To say the Pokémon Go craze is sweeping the globe would be somewhat of an understatement. But there's a fine line between you slacking off at work in order to try to catch a Pikachu and a reporter ignoring an ISIS briefing in his pursuit of catching 'em all.
As you can see in the video above, US State Department spokesman John Kirby was in the middle of a press briefing when he apparently noticed a reporter playing Pokémon Go on his phone.
Kirby was standing up there, trying to inform the media about ongoing efforts to combat terrorism around the world. But who has time for that shit when there's a Charizard in sight, right?
Come on, people. It's called "priorities."
Kirby must've spotted this reporter playing Pokémon Go because he appears to do a double take before he says,
You're playing the Pokémon thing right there, aren't you?
AREN'T YOU, you sick son of a bitch?
Well, this reporter must've anticipated such a moment because it sounded like he had his cool response pretty prepared. You can hear this esteemed journalist say,
I'm just keeping my eye on it.
Like, oh: That's cool. I'll keep going on about ISIS and the threat of global terrorism, but you keep your eyes firmly fixed on any potential Pokémon roaming about.

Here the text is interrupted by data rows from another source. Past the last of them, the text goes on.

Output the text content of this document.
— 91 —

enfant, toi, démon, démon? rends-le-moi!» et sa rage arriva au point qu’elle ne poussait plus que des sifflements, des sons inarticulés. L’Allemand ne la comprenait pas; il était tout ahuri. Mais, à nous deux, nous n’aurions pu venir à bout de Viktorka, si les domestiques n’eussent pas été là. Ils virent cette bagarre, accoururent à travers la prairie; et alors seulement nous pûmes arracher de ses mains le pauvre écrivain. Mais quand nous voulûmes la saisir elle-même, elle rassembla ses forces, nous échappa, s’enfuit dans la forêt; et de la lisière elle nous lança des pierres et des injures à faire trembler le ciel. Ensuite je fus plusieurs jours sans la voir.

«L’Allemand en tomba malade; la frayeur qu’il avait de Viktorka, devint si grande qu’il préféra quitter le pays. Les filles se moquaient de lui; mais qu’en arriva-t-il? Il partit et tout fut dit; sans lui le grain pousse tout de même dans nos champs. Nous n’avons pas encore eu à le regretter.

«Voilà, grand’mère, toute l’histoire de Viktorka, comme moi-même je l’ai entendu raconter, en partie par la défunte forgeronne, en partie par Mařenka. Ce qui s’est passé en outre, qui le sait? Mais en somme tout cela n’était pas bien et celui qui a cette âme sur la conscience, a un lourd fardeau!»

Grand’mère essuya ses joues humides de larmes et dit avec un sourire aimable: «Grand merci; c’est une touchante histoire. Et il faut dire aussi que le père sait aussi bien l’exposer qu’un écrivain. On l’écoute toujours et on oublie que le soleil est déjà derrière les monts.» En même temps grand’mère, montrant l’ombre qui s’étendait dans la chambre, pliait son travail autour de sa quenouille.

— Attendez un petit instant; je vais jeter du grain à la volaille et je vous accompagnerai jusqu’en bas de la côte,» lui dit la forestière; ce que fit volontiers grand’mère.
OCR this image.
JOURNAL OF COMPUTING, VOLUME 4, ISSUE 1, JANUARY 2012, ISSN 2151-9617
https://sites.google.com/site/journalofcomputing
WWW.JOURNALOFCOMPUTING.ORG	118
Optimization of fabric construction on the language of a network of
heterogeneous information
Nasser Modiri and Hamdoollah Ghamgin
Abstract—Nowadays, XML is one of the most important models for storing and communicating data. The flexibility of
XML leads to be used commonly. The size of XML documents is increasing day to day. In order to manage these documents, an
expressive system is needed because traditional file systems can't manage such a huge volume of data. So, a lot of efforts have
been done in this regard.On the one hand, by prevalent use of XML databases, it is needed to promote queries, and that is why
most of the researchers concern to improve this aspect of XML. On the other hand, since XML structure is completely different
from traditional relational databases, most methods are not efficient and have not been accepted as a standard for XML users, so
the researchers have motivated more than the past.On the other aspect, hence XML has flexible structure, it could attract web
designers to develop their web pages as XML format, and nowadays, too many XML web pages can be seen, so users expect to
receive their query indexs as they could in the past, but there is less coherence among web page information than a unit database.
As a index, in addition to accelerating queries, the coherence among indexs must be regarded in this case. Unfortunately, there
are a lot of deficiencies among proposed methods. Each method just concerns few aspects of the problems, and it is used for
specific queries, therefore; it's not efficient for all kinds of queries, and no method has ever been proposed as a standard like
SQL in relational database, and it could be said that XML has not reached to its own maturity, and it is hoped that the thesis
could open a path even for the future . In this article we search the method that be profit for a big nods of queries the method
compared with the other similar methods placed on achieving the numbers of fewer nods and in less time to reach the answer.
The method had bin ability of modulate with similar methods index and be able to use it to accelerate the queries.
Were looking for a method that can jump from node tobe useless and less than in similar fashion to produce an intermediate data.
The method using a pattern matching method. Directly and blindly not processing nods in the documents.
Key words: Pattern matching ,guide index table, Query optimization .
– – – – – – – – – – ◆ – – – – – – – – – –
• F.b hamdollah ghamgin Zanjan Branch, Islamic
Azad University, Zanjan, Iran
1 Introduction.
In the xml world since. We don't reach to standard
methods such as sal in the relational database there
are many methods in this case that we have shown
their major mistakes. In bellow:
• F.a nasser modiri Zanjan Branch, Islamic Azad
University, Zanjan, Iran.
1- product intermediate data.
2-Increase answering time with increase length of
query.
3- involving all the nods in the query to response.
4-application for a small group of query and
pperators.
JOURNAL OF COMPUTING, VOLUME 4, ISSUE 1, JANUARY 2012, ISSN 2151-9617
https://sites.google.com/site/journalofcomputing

Kirby, like the the good speaker he is, recovers in time to finish the briefing. But he just couldn't resist asking the reporter for a status update. Kirby asked,
Did you get one?
To this, reporter Ash replies, with zero shame,
No. The signal is not very good.
I'm sorry, Ash, this isn't a fucking Pokégym! John Kirby, who is now one of my most favorite people, gets the final word in. He says,
I'm sorry about that.
Holy hell. This is better than an SNL skit.